As I found in the latest codes, the only code that procudes string "REDIS0009" is at rdb.c:1234.

snprintf(magic,sizeof(magic),"REDIS%04d",RDB_VERSION);

So I guess, when redis starts full-syncing with a slave server, it sends its RDB copy, wrapped as a Bulk String, but unfortunately forgot to add CR-LF to its end.

The servers are going well with it though, otherwise this bug should have been found early enough, but its possibley because the slave does not check for the CR-LF ending at the same time. When the server provided directly by redis can normally peroform, a third-party server, such as redis-shake, will suffer from this problem, as they try to decode all Bulk Strings strictly by the RESP protocol.

Message Captured

redis-issue-captured.txt

Comment From: oranagra

@Crystala the data between the master and the replica is not strictly following the RESP protocol. The resp protocol if for client applications. It may look like RESP, but that's just an internal design choice. Note that there are other parts in the replication traffic that don't follow RESP, like empty newlines that are used as a form of a keep-alive. Even if we wanted to "fix" this and add a spare newline to make it look more like RESP, we could be facing some backwards compatibility issues. If you experienced some crash with RedisShake, i suggest you report it there. @soloestoy FYI.

Comment From: soloestoy

@Crystala thanks for your report, and as @oranagra said RESP is for client apps, about replication redis has its internal protocol especially in FULLRESYNC stage, so it's not a bug.

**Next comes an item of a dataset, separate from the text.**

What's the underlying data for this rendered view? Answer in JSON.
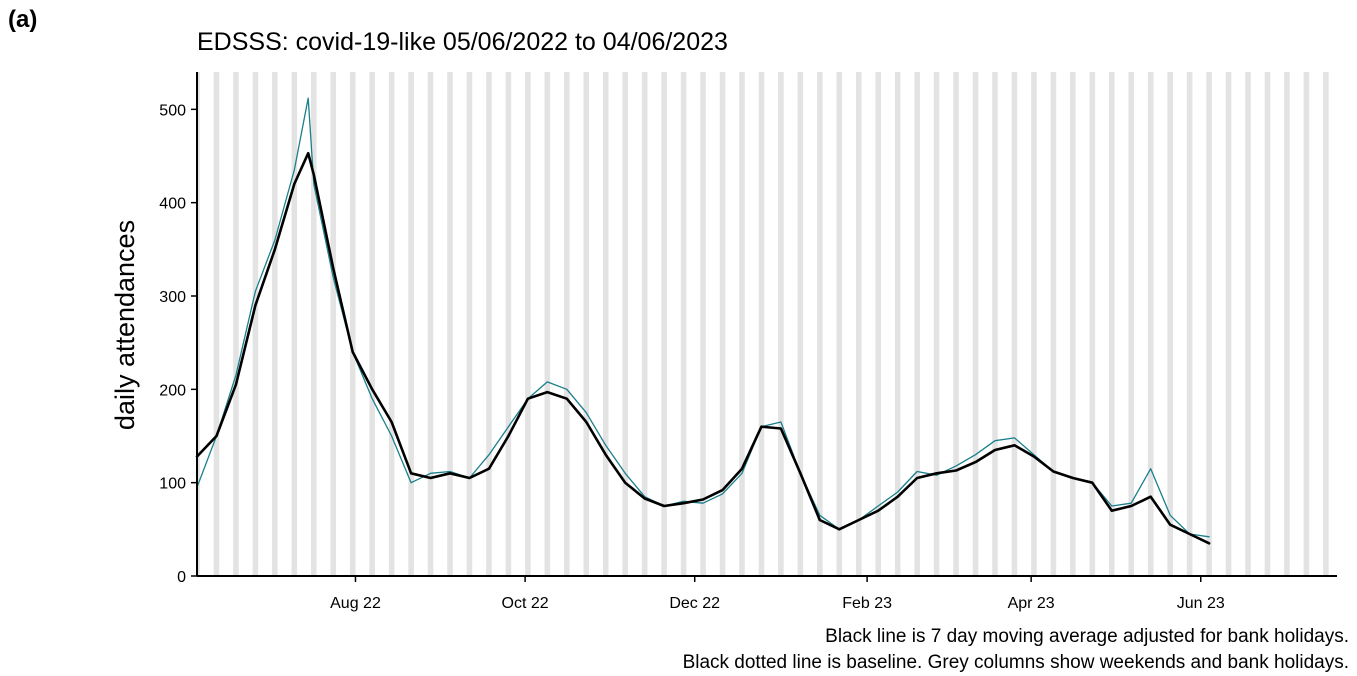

In another words, a third-party server (tool) like RedisShake should be compatible with the internal protocol, the third-party server developers should also know about the special protocol, and we (RedisShake) do handle it.

  1. After redis-shake enters INCRSYNC mode, send command SENTINEL FAILOVER to one of the SENTINELs in Redis A.

Back to the issue, after SENTINEL FAILOVER sentinel will send replicaof ip port to master, and then master kill all replicas connection including RedisShake, RedisShake would crash when disconnect with master. You can check logs, if it's not the scenario I said above or you wanna discuss more, you can report your problem to RedisShake project.

Comment From: Crystala

@soloestoy Thanks for your reply. Well, during my usage of RedisShake, this tool did disconnected with MASTER, but according to its log it did successfully managed to get reconnected, and the reason for its crushing was trying to parse the internal protocal you mentioned with RESP, which unfortunately is actually not RESP. Now I think I would try to fix it first, as I may not have the time to wait for RedisShake's update, while I am in need of a redis syncing tool that can handle a FAILOVER event. Is there anywhere I can get to know about redis' internal protocal (other than reading the code)? Couldn't find it here or at redis.io :(